Overall though, the show has compounded my expectations and three weeks in a row has delivered funny, surprising, shocking, horrifying, unsettling and refreshing stories that I can not wait to see what they have in store for the rest of the run. In the age of the received wisdom of the overarching binge watching friendly arc, an anthology based approach is delivering something like nothing else currently on our boxes.
The show’s twists have been garnering a lot of attention, but they aren’t the be all and end all. The third episode “Tom & Gerri”, had a twist that was pretty obvious and very heavily foreshadowed. As such it was a testament to the craft, the acting and the dizzying production that when the ending came it still kicked like a mule into a totally devastating and emotionally confusing conclusion.
“Sardines”, the series’ opener, was a reverential acknowledgement of the long standing influence of Tales of the Unexpected on the pair’s writing, but none the poorer for it.
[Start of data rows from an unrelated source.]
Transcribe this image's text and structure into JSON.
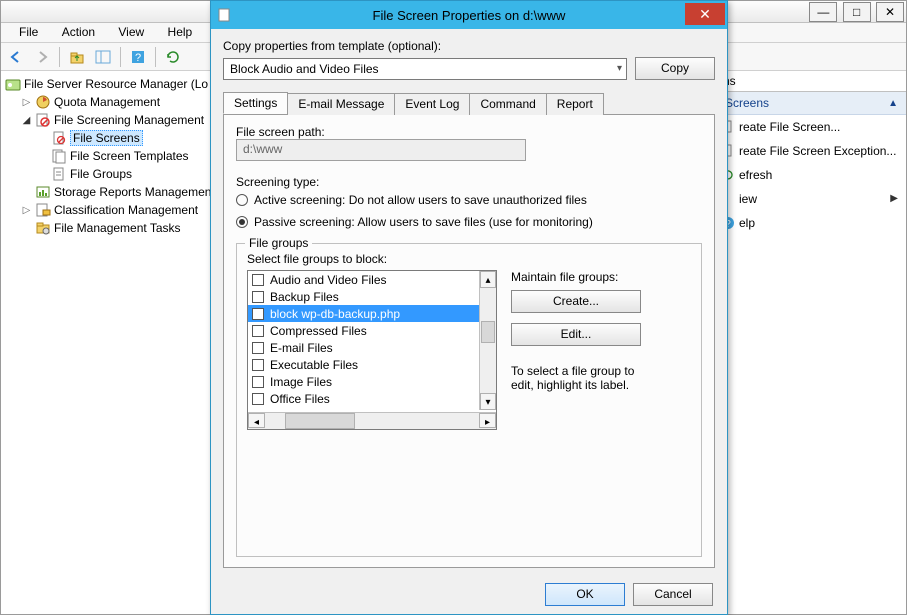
{
  "main_window": {
    "min_icon": "—",
    "max_icon": "□",
    "close_icon": "✕"
  },
  "menubar": {
    "file": "File",
    "action": "Action",
    "view": "View",
    "help": "Help"
  },
  "tree": {
    "root": "File Server Resource Manager (Lo",
    "quota": "Quota Management",
    "fsm": "File Screening Management",
    "file_screens": "File Screens",
    "templates": "File Screen Templates",
    "groups": "File Groups",
    "storage": "Storage Reports Managemen",
    "classif": "Classification Management",
    "tasks": "File Management Tasks"
  },
  "actions": {
    "header": "ns",
    "section": "Screens",
    "items": [
      "reate File Screen...",
      "reate File Screen Exception...",
      "efresh",
      "iew",
      "elp"
    ]
  },
  "dialog": {
    "title": "File Screen Properties on d:\\www",
    "copy_label": "Copy properties from template (optional):",
    "template_selected": "Block Audio and Video Files",
    "copy_btn": "Copy",
    "tabs": [
      "Settings",
      "E-mail Message",
      "Event Log",
      "Command",
      "Report"
    ],
    "path_label": "File screen path:",
    "path_value": "d:\\www",
    "scrtype_label": "Screening type:",
    "radio_active": "Active screening: Do not allow users to save unauthorized files",
    "radio_passive": "Passive screening: Allow users to save files (use for monitoring)",
    "groupbox_title": "File groups",
    "select_label": "Select file groups to block:",
    "maintain_label": "Maintain file groups:",
    "create_btn": "Create...",
    "edit_btn": "Edit...",
    "hint1": "To select a file group to",
    "hint2": "edit, highlight its label.",
    "ok": "OK",
    "cancel": "Cancel",
    "file_groups": [
      {
        "label": "Audio and Video Files",
        "checked": false
      },
      {
        "label": "Backup Files",
        "checked": false
      },
      {
        "label": "block wp-db-backup.php",
        "checked": true,
        "selected": true
      },
      {
        "label": "Compressed Files",
        "checked": false
      },
      {
        "label": "E-mail Files",
        "checked": false
      },
      {
        "label": "Executable Files",
        "checked": false
      },
      {
        "label": "Image Files",
        "checked": false
      },
      {
        "label": "Office Files",
        "checked": false
      }
    ]
  }
}
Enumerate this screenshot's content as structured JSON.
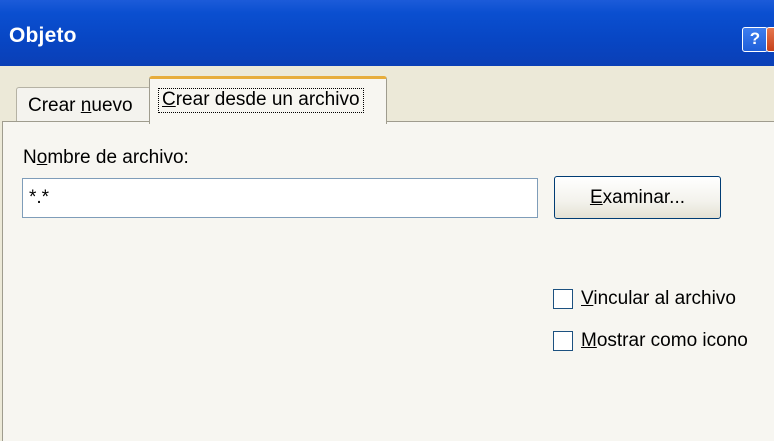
{
  "dialog": {
    "title": "Objeto",
    "help_glyph": "?",
    "close_glyph": "X"
  },
  "tabs": {
    "create_new": {
      "label_before": "Crear ",
      "label_underline": "n",
      "label_after": "uevo"
    },
    "create_from_file": {
      "label_underline": "C",
      "label_after": "rear desde un archivo",
      "selected": true
    }
  },
  "form": {
    "filename_label_before": "N",
    "filename_label_underline": "o",
    "filename_label_after": "mbre de archivo:",
    "filename_value": "*.*",
    "browse_label_underline": "E",
    "browse_label_after": "xaminar...",
    "link_label_underline": "V",
    "link_label_after": "incular al archivo",
    "link_checked": false,
    "icon_label_underline": "M",
    "icon_label_after": "ostrar como icono",
    "icon_checked": false
  },
  "icons": [
    "help-icon",
    "close-icon"
  ]
}
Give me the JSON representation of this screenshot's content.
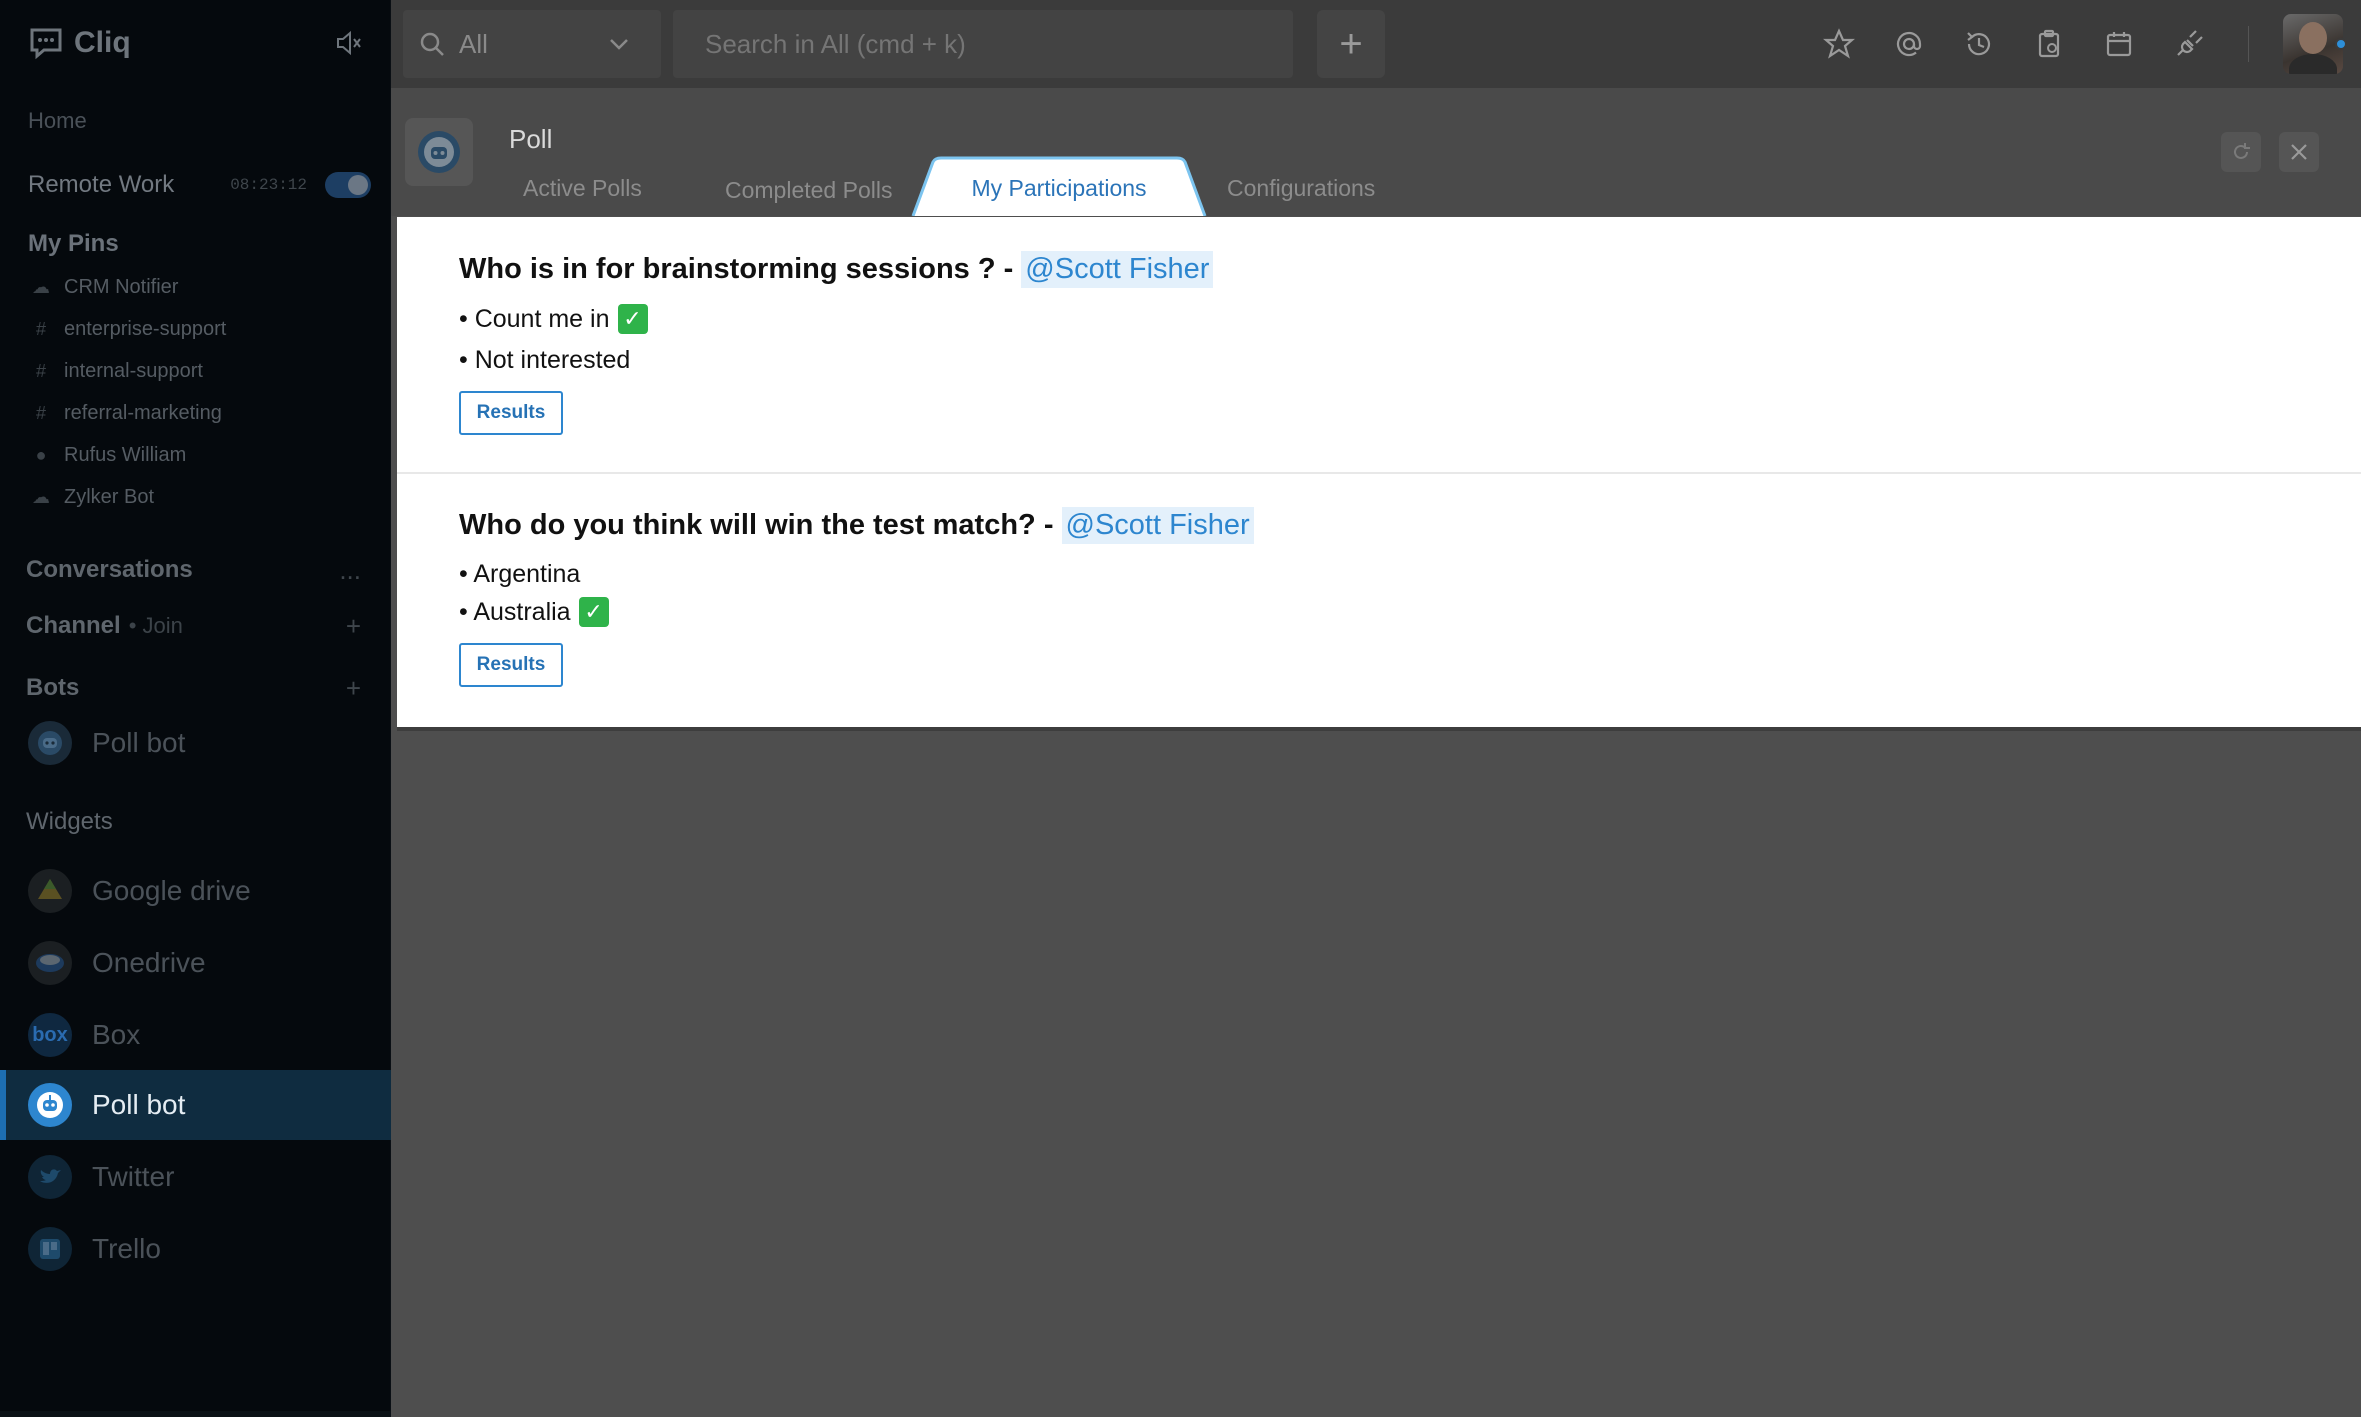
{
  "app": {
    "name": "Cliq"
  },
  "sidebar": {
    "home": "Home",
    "remote_work": {
      "label": "Remote Work",
      "timer": "08:23:12"
    },
    "pins_title": "My Pins",
    "pins": [
      {
        "label": "CRM Notifier",
        "icon": "bot-icon"
      },
      {
        "label": "enterprise-support",
        "icon": "hash-icon"
      },
      {
        "label": "internal-support",
        "icon": "hash-icon"
      },
      {
        "label": "referral-marketing",
        "icon": "hash-icon"
      },
      {
        "label": "Rufus William",
        "icon": "user-status-icon"
      },
      {
        "label": "Zylker Bot",
        "icon": "bot-icon"
      }
    ],
    "conversations": "Conversations",
    "conversations_more": "...",
    "channel": "Channel",
    "channel_join": "• Join",
    "bots": "Bots",
    "bot_items": [
      {
        "label": "Poll bot"
      }
    ],
    "widgets": "Widgets",
    "widget_items": [
      {
        "label": "Google drive",
        "color": "#c9a13a"
      },
      {
        "label": "Onedrive",
        "color": "#2a6fc0"
      },
      {
        "label": "Box",
        "color": "#1a6bd1",
        "badge": "box"
      },
      {
        "label": "Poll bot",
        "color": "#2d86cf",
        "active": true
      },
      {
        "label": "Twitter",
        "color": "#1d9bf0"
      },
      {
        "label": "Trello",
        "color": "#1f6fb5"
      }
    ]
  },
  "topbar": {
    "scope": "All",
    "search_placeholder": "Search in All (cmd + k)",
    "add": "+",
    "icons": [
      "star-icon",
      "mention-icon",
      "history-icon",
      "clipboard-icon",
      "calendar-icon",
      "plug-icon"
    ]
  },
  "widget": {
    "title": "Poll",
    "tabs": [
      "Active Polls",
      "Completed Polls",
      "My Participations",
      "Configurations"
    ],
    "active_tab": "My Participations"
  },
  "polls": [
    {
      "question": "Who is in for brainstorming sessions ? -",
      "mention": "@Scott Fisher",
      "options": [
        {
          "label": "• Count me in",
          "selected": true
        },
        {
          "label": "• Not interested",
          "selected": false
        }
      ],
      "button": "Results"
    },
    {
      "question": "Who do you think  will win the test match? -",
      "mention": "@Scott Fisher",
      "options": [
        {
          "label": "• Argentina",
          "selected": false
        },
        {
          "label": "• Australia",
          "selected": true
        }
      ],
      "button": "Results"
    }
  ],
  "colors": {
    "accent": "#2d86cf",
    "sidebar_bg": "#05090d",
    "check": "#2fb34a"
  }
}
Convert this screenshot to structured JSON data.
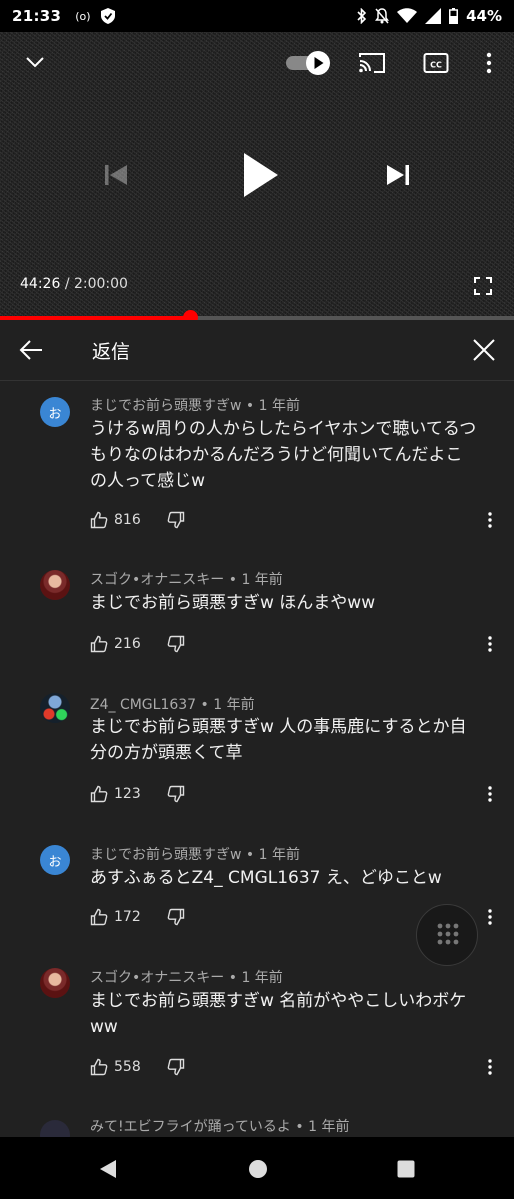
{
  "status_bar": {
    "time": "21:33",
    "left_icons": [
      "radio-icon",
      "shield-icon"
    ],
    "right_icons": [
      "bluetooth-icon",
      "bell-off-icon",
      "wifi-icon",
      "signal-icon",
      "battery-icon"
    ],
    "battery_percent": "44%"
  },
  "player": {
    "current_time": "44:26",
    "separator": "/",
    "duration": "2:00:00",
    "progress_fraction": 0.37,
    "autoplay_on": true,
    "controls": [
      "collapse-icon",
      "autoplay-toggle",
      "cast-icon",
      "captions-icon",
      "more-vert-icon",
      "previous-icon",
      "play-icon",
      "next-icon",
      "fullscreen-icon"
    ]
  },
  "panel": {
    "title": "返信",
    "back_icon": "arrow-left-icon",
    "close_icon": "close-icon"
  },
  "comments": [
    {
      "avatar_type": "letter",
      "avatar_letter": "お",
      "author": "まじでお前ら頭悪すぎw",
      "age": "1 年前",
      "lines": [
        "うけるw周りの人からしたらイヤホンで聴いてるつ",
        "もりなのはわかるんだろうけど何聞いてんだよこ",
        "の人って感じw"
      ],
      "likes": "816"
    },
    {
      "avatar_type": "photo",
      "author": "スゴク•オナニスキー",
      "age": "1 年前",
      "lines": [
        "まじでお前ら頭悪すぎw ほんまやww"
      ],
      "likes": "216"
    },
    {
      "avatar_type": "z4",
      "author": "Z4_ CMGL1637",
      "age": "1 年前",
      "lines": [
        "まじでお前ら頭悪すぎw 人の事馬鹿にするとか自",
        "分の方が頭悪くて草"
      ],
      "likes": "123"
    },
    {
      "avatar_type": "letter",
      "avatar_letter": "お",
      "author": "まじでお前ら頭悪すぎw",
      "age": "1 年前",
      "lines": [
        "あすふぁるとZ4_ CMGL1637 え、どゆことw"
      ],
      "likes": "172"
    },
    {
      "avatar_type": "photo",
      "author": "スゴク•オナニスキー",
      "age": "1 年前",
      "lines": [
        "まじでお前ら頭悪すぎw 名前がややこしいわボケ",
        "ww"
      ],
      "likes": "558"
    },
    {
      "avatar_type": "partial",
      "author": "みて!エビフライが踊っているよ",
      "age": "1 年前",
      "lines": [],
      "likes": ""
    }
  ],
  "fab_icon": "dialpad-icon",
  "nav_bar": [
    "back-triangle-icon",
    "home-circle-icon",
    "recents-square-icon"
  ]
}
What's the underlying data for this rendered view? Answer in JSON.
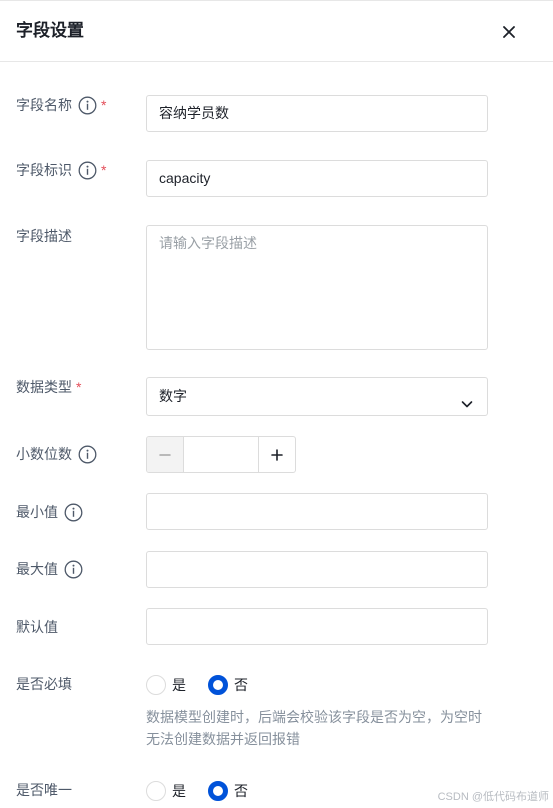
{
  "drawer": {
    "title": "字段设置",
    "close_icon": "close-icon"
  },
  "fields": {
    "name": {
      "label": "字段名称",
      "required": "*",
      "value": "容纳学员数"
    },
    "identifier": {
      "label": "字段标识",
      "required": "*",
      "value": "capacity"
    },
    "description": {
      "label": "字段描述",
      "placeholder": "请输入字段描述",
      "value": ""
    },
    "data_type": {
      "label": "数据类型",
      "required": "*",
      "value": "数字",
      "options": [
        "数字"
      ]
    },
    "decimals": {
      "label": "小数位数",
      "value": "",
      "minus": "−",
      "plus": "+"
    },
    "min_value": {
      "label": "最小值",
      "value": ""
    },
    "max_value": {
      "label": "最大值",
      "value": ""
    },
    "default_value": {
      "label": "默认值",
      "value": ""
    },
    "required_flag": {
      "label": "是否必填",
      "option_yes": "是",
      "option_no": "否",
      "selected": "否",
      "hint": "数据模型创建时，后端会校验该字段是否为空，为空时无法创建数据并返回报错"
    },
    "unique_flag": {
      "label": "是否唯一",
      "option_yes": "是",
      "option_no": "否",
      "selected": "否"
    }
  },
  "watermark": "CSDN @低代码布道师",
  "colors": {
    "primary": "#0052d9",
    "required": "#e34d59",
    "border": "#dcdcdc",
    "label": "#4e5969"
  }
}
It bubbled with tension and intrigue under what was actually a pretty ludicrous premise before taking a sharp right turn for misfortune.
But it was “A Quiet Night In”, the middle effort thus far which has been the stand out of the show’s run to date. Without a word of dialogue until the closing moments, it divided opinion. For this reviewer however, I thought it was absolute masterful. Full of slapstick, bathos, twists and turns in addition to a humour that disguised the impending horrors to unfold, it was one of the best things to grace our screens for some time. I coudl wax lyrical about it all day, but as I want you to watch if you haven’t I’ll keep it spoiler free.
You can catch up on iplayer right now, and there are 3 more episodes to come on BBC2 on Wednesdays at 10pm. Highly recommended.